Google, the newspaper was called.
And below its title of fascinating rainbow letters, James's wide wonderstruck blue eyes followed the man's dragging finger to an address.
"Here it go right here...White Star Line...Titanic, The Exhibition," the man said, holding up to James the strange glowing device.
Odd...James could've sworn, last he remembered, that the office was located at 11 Broadway, New York, NY 10004.
But he took a mental note of the address anyway.
526 6th Ave, New York, NY 10011.
"Yeah, I knew I knew I'd seen that place before," Denny said, as he pointed south. "It's back north, over there on 6th...That way, bruh. You're gonna take a left there at that light where the PayDay Loan place is, and go all the way down until you hit 6th. It's that building right next to the Sunglass Hut and the smoke shop on the corner of 6th Avenue and 14th Street. You can't miss it."
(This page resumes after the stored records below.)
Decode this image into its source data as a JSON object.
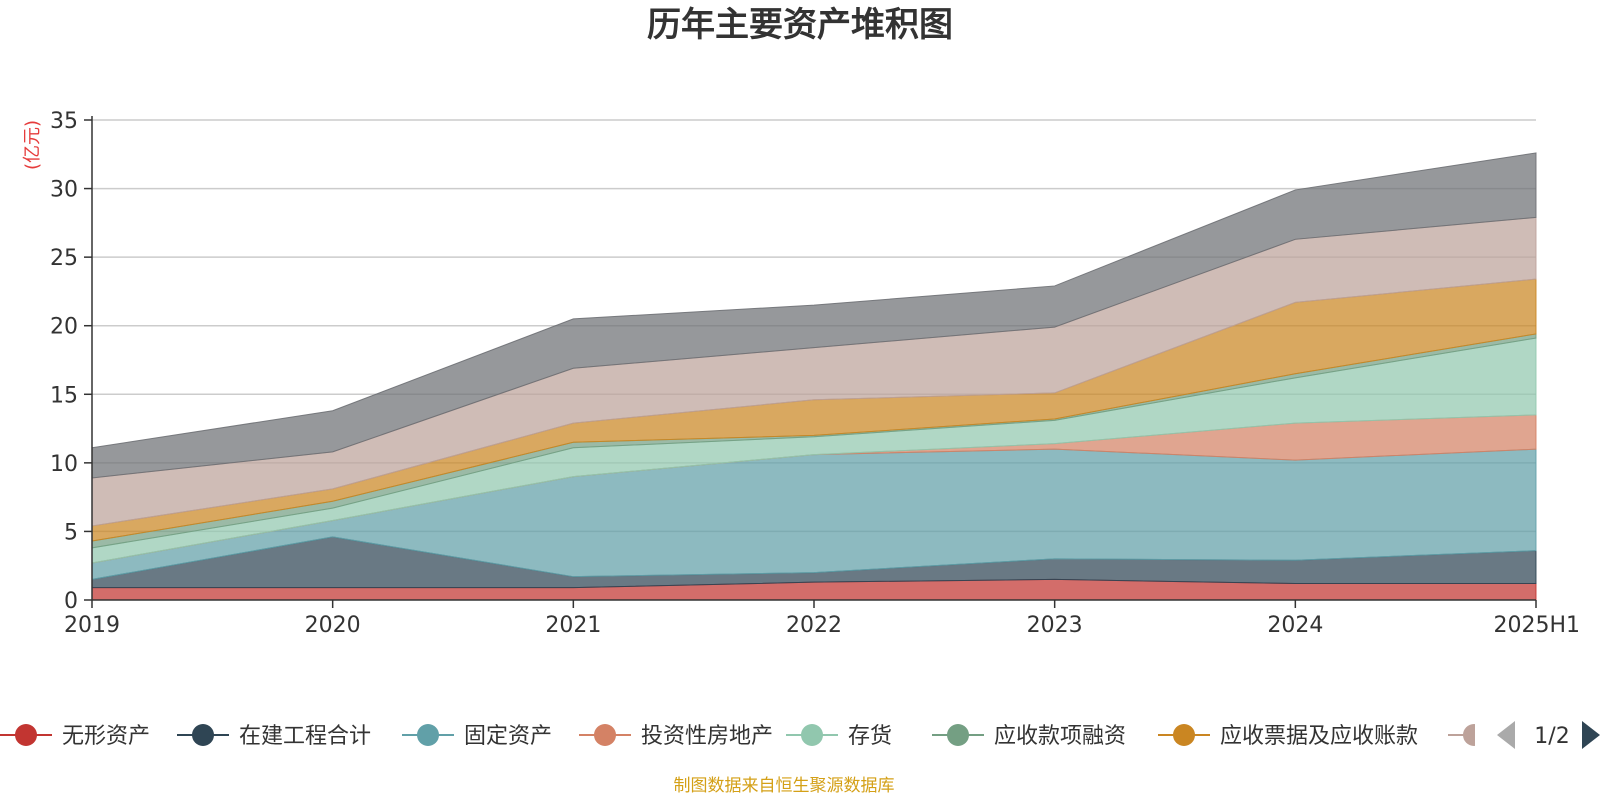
{
  "title": "历年主要资产堆积图",
  "source_note": "制图数据来自恒生聚源数据库",
  "chart_data": {
    "type": "area",
    "stacked": true,
    "title": "历年主要资产堆积图",
    "ylabel": "(亿元)",
    "ylim": [
      0,
      35
    ],
    "yticks": [
      0,
      5,
      10,
      15,
      20,
      25,
      30,
      35
    ],
    "categories": [
      "2019",
      "2020",
      "2021",
      "2022",
      "2023",
      "2024",
      "2025H1"
    ],
    "grid": true,
    "series": [
      {
        "name": "无形资产",
        "color": "#c23531",
        "values": [
          0.9,
          0.9,
          0.9,
          1.3,
          1.5,
          1.2,
          1.2
        ]
      },
      {
        "name": "在建工程合计",
        "color": "#2f4554",
        "values": [
          0.6,
          3.7,
          0.8,
          0.7,
          1.5,
          1.7,
          2.4
        ]
      },
      {
        "name": "固定资产",
        "color": "#61a0a8",
        "values": [
          1.2,
          1.2,
          7.3,
          8.6,
          8.0,
          7.3,
          7.4
        ]
      },
      {
        "name": "投资性房地产",
        "color": "#d48265",
        "values": [
          0.0,
          0.0,
          0.0,
          0.0,
          0.4,
          2.7,
          2.5
        ]
      },
      {
        "name": "存货",
        "color": "#91c7ae",
        "values": [
          1.1,
          0.9,
          2.1,
          1.3,
          1.7,
          3.3,
          5.6
        ]
      },
      {
        "name": "应收款项融资",
        "color": "#749f83",
        "values": [
          0.5,
          0.5,
          0.4,
          0.1,
          0.1,
          0.3,
          0.3
        ]
      },
      {
        "name": "应收票据及应收账款",
        "color": "#ca8622",
        "values": [
          1.1,
          0.9,
          1.4,
          2.6,
          1.9,
          5.2,
          4.0
        ]
      },
      {
        "name": "",
        "color": "#bda29a",
        "values": [
          3.5,
          2.7,
          4.0,
          3.8,
          4.8,
          4.6,
          4.5
        ]
      },
      {
        "name": "",
        "color": "#6e7074",
        "values": [
          2.2,
          3.0,
          3.6,
          3.1,
          3.0,
          3.6,
          4.7
        ]
      }
    ],
    "legend": {
      "position": "bottom",
      "page": "1/2"
    }
  }
}
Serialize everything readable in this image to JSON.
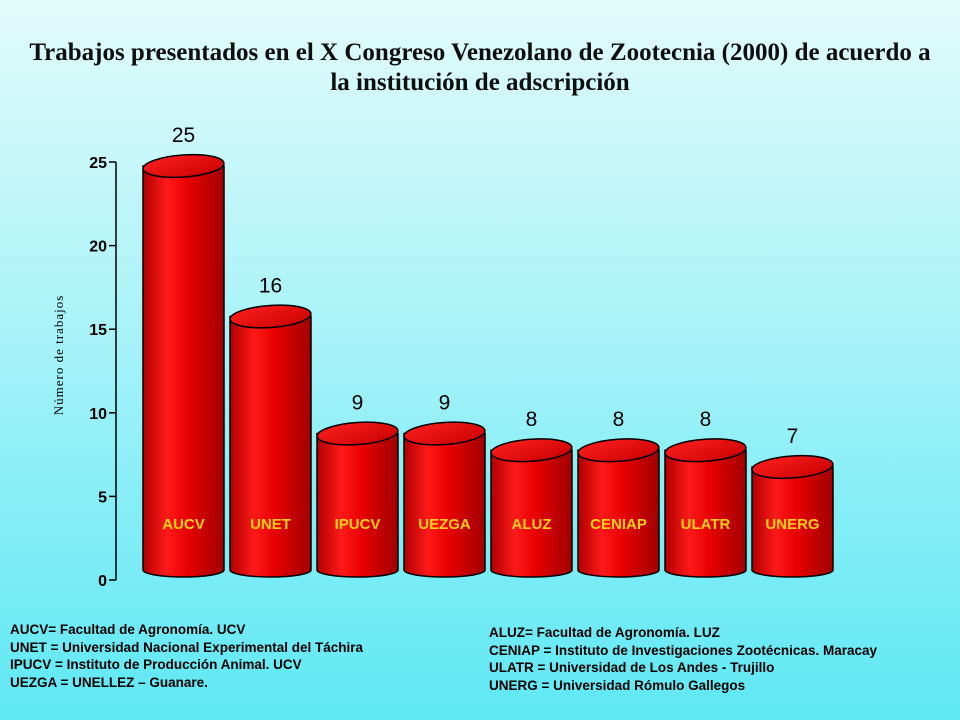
{
  "title": "Trabajos presentados en el X Congreso Venezolano de Zootecnia (2000) de acuerdo a la institución de adscripción",
  "chart_data": {
    "type": "bar",
    "title": "Trabajos presentados en el X Congreso Venezolano de Zootecnia (2000) de acuerdo a la institución de adscripción",
    "xlabel": "",
    "ylabel": "Número de trabajos",
    "categories": [
      "AUCV",
      "UNET",
      "IPUCV",
      "UEZGA",
      "ALUZ",
      "CENIAP",
      "ULATR",
      "UNERG"
    ],
    "values": [
      25,
      16,
      9,
      9,
      8,
      8,
      8,
      7
    ],
    "ylim": [
      0,
      25
    ],
    "yticks": [
      0,
      5,
      10,
      15,
      20,
      25
    ],
    "bar_color": "#e30000",
    "category_label_color": "#ffd11a",
    "grid": false,
    "legend": "none"
  },
  "legend_left": [
    "AUCV= Facultad de Agronomía. UCV",
    "UNET = Universidad Nacional Experimental del Táchira",
    "IPUCV = Instituto de Producción Animal. UCV",
    "UEZGA = UNELLEZ – Guanare."
  ],
  "legend_right": [
    "ALUZ= Facultad de Agronomía.  LUZ",
    "CENIAP = Instituto de Investigaciones Zootécnicas. Maracay",
    "ULATR = Universidad de Los Andes -  Trujillo",
    "UNERG = Universidad Rómulo Gallegos"
  ]
}
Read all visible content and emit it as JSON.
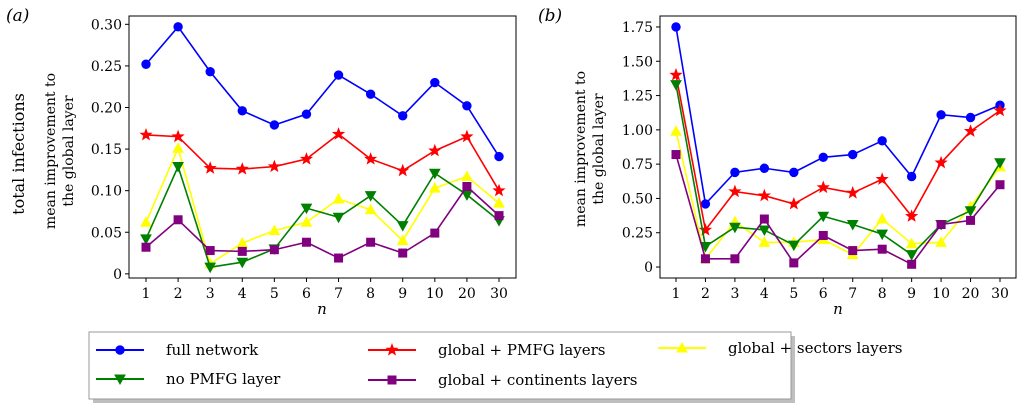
{
  "figure": {
    "panel_labels": [
      "(a)",
      "(b)"
    ],
    "left_outer_ylabel": "total infections"
  },
  "legend": {
    "entries": [
      {
        "label": "full network",
        "series": "full"
      },
      {
        "label": "global + PMFG layers",
        "series": "pmfg"
      },
      {
        "label": "global + sectors layers",
        "series": "sectors"
      },
      {
        "label": "no PMFG layer",
        "series": "nopmfg"
      },
      {
        "label": "global + continents layers",
        "series": "continents"
      }
    ]
  },
  "series_style": {
    "full": {
      "color": "#0000ff",
      "marker": "circle"
    },
    "pmfg": {
      "color": "#ff0000",
      "marker": "star"
    },
    "sectors": {
      "color": "#ffff00",
      "marker": "triangle-up"
    },
    "nopmfg": {
      "color": "#008000",
      "marker": "triangle-down"
    },
    "continents": {
      "color": "#800080",
      "marker": "square"
    }
  },
  "chart_data": [
    {
      "type": "line",
      "panel": "(a)",
      "xlabel": "n",
      "ylabel": [
        "mean improvement to",
        "the global layer"
      ],
      "categories": [
        "1",
        "2",
        "3",
        "4",
        "5",
        "6",
        "7",
        "8",
        "9",
        "10",
        "20",
        "30"
      ],
      "ylim": [
        -0.005,
        0.31
      ],
      "yticks": [
        0,
        0.05,
        0.1,
        0.15,
        0.2,
        0.25,
        0.3
      ],
      "ytick_labels": [
        "0",
        "0.05",
        "0.10",
        "0.15",
        "0.20",
        "0.25",
        "0.30"
      ],
      "grid": false,
      "series": [
        {
          "key": "full",
          "name": "full network",
          "values": [
            0.252,
            0.297,
            0.243,
            0.196,
            0.179,
            0.192,
            0.239,
            0.216,
            0.19,
            0.23,
            0.202,
            0.141
          ]
        },
        {
          "key": "pmfg",
          "name": "global + PMFG layers",
          "values": [
            0.167,
            0.165,
            0.127,
            0.126,
            0.129,
            0.138,
            0.168,
            0.138,
            0.124,
            0.148,
            0.165,
            0.1
          ]
        },
        {
          "key": "sectors",
          "name": "global + sectors layers",
          "values": [
            0.062,
            0.151,
            0.012,
            0.037,
            0.052,
            0.062,
            0.09,
            0.077,
            0.04,
            0.103,
            0.117,
            0.085
          ]
        },
        {
          "key": "nopmfg",
          "name": "no PMFG layer",
          "values": [
            0.042,
            0.129,
            0.008,
            0.014,
            0.03,
            0.079,
            0.068,
            0.094,
            0.058,
            0.121,
            0.095,
            0.064
          ]
        },
        {
          "key": "continents",
          "name": "global + continents layers",
          "values": [
            0.032,
            0.065,
            0.028,
            0.027,
            0.029,
            0.038,
            0.019,
            0.038,
            0.025,
            0.049,
            0.105,
            0.07
          ]
        }
      ]
    },
    {
      "type": "line",
      "panel": "(b)",
      "xlabel": "n",
      "ylabel": [
        "mean improvement to",
        "the global layer"
      ],
      "categories": [
        "1",
        "2",
        "3",
        "4",
        "5",
        "6",
        "7",
        "8",
        "9",
        "10",
        "20",
        "30"
      ],
      "ylim": [
        -0.08,
        1.83
      ],
      "yticks": [
        0,
        0.25,
        0.5,
        0.75,
        1.0,
        1.25,
        1.5,
        1.75
      ],
      "ytick_labels": [
        "0",
        "0.25",
        "0.50",
        "0.75",
        "1.00",
        "1.25",
        "1.50",
        "1.75"
      ],
      "grid": false,
      "series": [
        {
          "key": "full",
          "name": "full network",
          "values": [
            1.75,
            0.46,
            0.69,
            0.72,
            0.69,
            0.8,
            0.82,
            0.92,
            0.66,
            1.11,
            1.09,
            1.18
          ]
        },
        {
          "key": "pmfg",
          "name": "global + PMFG layers",
          "values": [
            1.4,
            0.27,
            0.55,
            0.52,
            0.46,
            0.58,
            0.54,
            0.64,
            0.37,
            0.76,
            0.99,
            1.14
          ]
        },
        {
          "key": "sectors",
          "name": "global + sectors layers",
          "values": [
            0.99,
            0.06,
            0.33,
            0.18,
            0.18,
            0.2,
            0.09,
            0.35,
            0.17,
            0.18,
            0.44,
            0.73
          ]
        },
        {
          "key": "nopmfg",
          "name": "no PMFG layer",
          "values": [
            1.33,
            0.15,
            0.29,
            0.27,
            0.16,
            0.37,
            0.31,
            0.24,
            0.09,
            0.31,
            0.41,
            0.76
          ]
        },
        {
          "key": "continents",
          "name": "global + continents layers",
          "values": [
            0.82,
            0.06,
            0.06,
            0.35,
            0.03,
            0.23,
            0.12,
            0.13,
            0.02,
            0.31,
            0.34,
            0.6
          ]
        }
      ]
    }
  ]
}
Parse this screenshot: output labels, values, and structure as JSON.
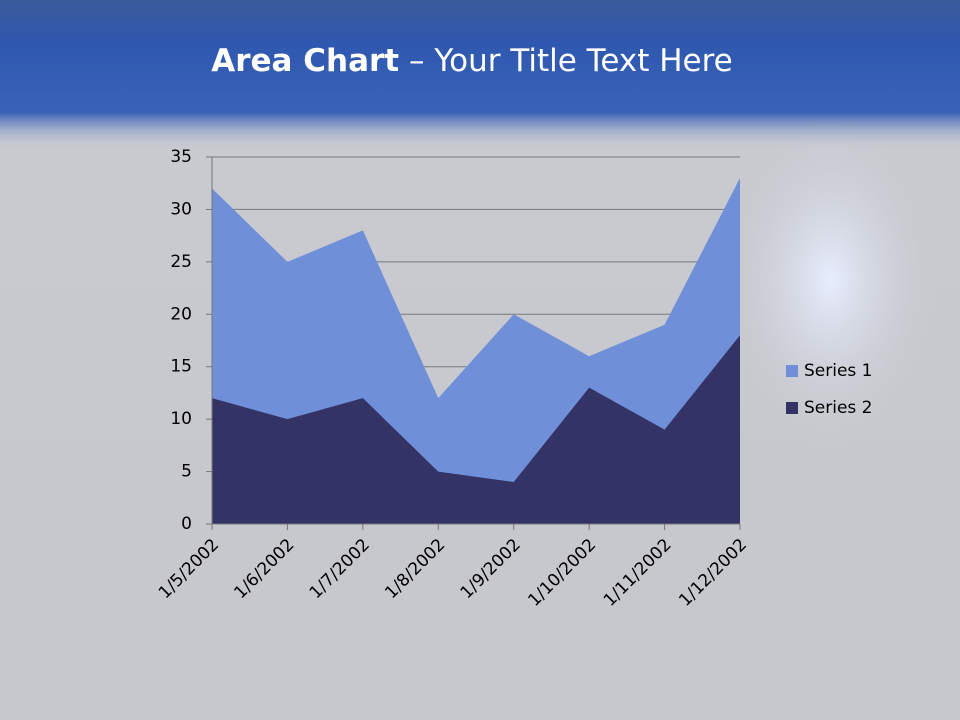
{
  "chart_data": {
    "type": "area",
    "title_parts": [
      "Area Chart",
      "– Your Title Text Here"
    ],
    "categories": [
      "1/5/2002",
      "1/6/2002",
      "1/7/2002",
      "1/8/2002",
      "1/9/2002",
      "1/10/2002",
      "1/11/2002",
      "1/12/2002"
    ],
    "series": [
      {
        "name": "Series 1",
        "color": "#6f8fd8",
        "values": [
          32,
          25,
          28,
          12,
          20,
          16,
          19,
          33
        ]
      },
      {
        "name": "Series 2",
        "color": "#333366",
        "values": [
          12,
          10,
          12,
          5,
          4,
          13,
          9,
          18
        ]
      }
    ],
    "stacked": false,
    "ylim": [
      0,
      35
    ],
    "yticks": [
      0,
      5,
      10,
      15,
      20,
      25,
      30,
      35
    ],
    "grid": true,
    "legend": "right"
  }
}
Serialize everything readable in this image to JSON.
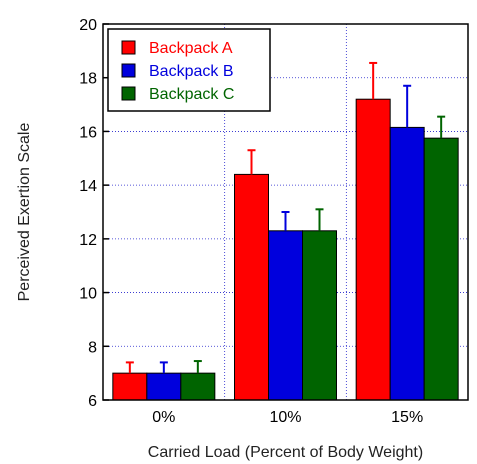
{
  "chart_data": {
    "type": "bar",
    "categories": [
      "0%",
      "10%",
      "15%"
    ],
    "series": [
      {
        "name": "Backpack A",
        "color": "#ff0000",
        "values": [
          7.0,
          14.4,
          17.2
        ],
        "error": [
          0.4,
          0.9,
          1.35
        ]
      },
      {
        "name": "Backpack B",
        "color": "#0000dd",
        "values": [
          7.0,
          12.3,
          16.15
        ],
        "error": [
          0.4,
          0.7,
          1.55
        ]
      },
      {
        "name": "Backpack C",
        "color": "#006400",
        "values": [
          7.0,
          12.3,
          15.75
        ],
        "error": [
          0.45,
          0.8,
          0.8
        ]
      }
    ],
    "xlabel": "Carried Load (Percent of Body Weight)",
    "ylabel": "Perceived Exertion Scale",
    "ylim": [
      6,
      20
    ],
    "yticks": [
      6,
      8,
      10,
      12,
      14,
      16,
      18,
      20
    ],
    "grid": "dotted-blue",
    "legend_position": "top-left"
  }
}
"Many thanks, Denny," James nodded to him.
"Good luck, dawg. And if you ever get any more of that Titanic shit, come through and smoke me out, a'right?"
Then the man called Denny went on his merry way.
And as the sea fog changed course around him, James realized that finding the correct address to file his report about Titanic at the White Star office might only be the beginning of his troubles.
Because after swallowing his fair share of seawater, it had to be a trick of his own broken mind.
Yet there she stood, clear as day.
The Lady of Liberty herself.
And lying in wait behind her was not the same New York James remembered from his transatlantic voyages as an officer of the Oceanic.
Because this alien world, as James Moody soon came to realize, looked nothing like the one he had left behind on the RMS Titanic.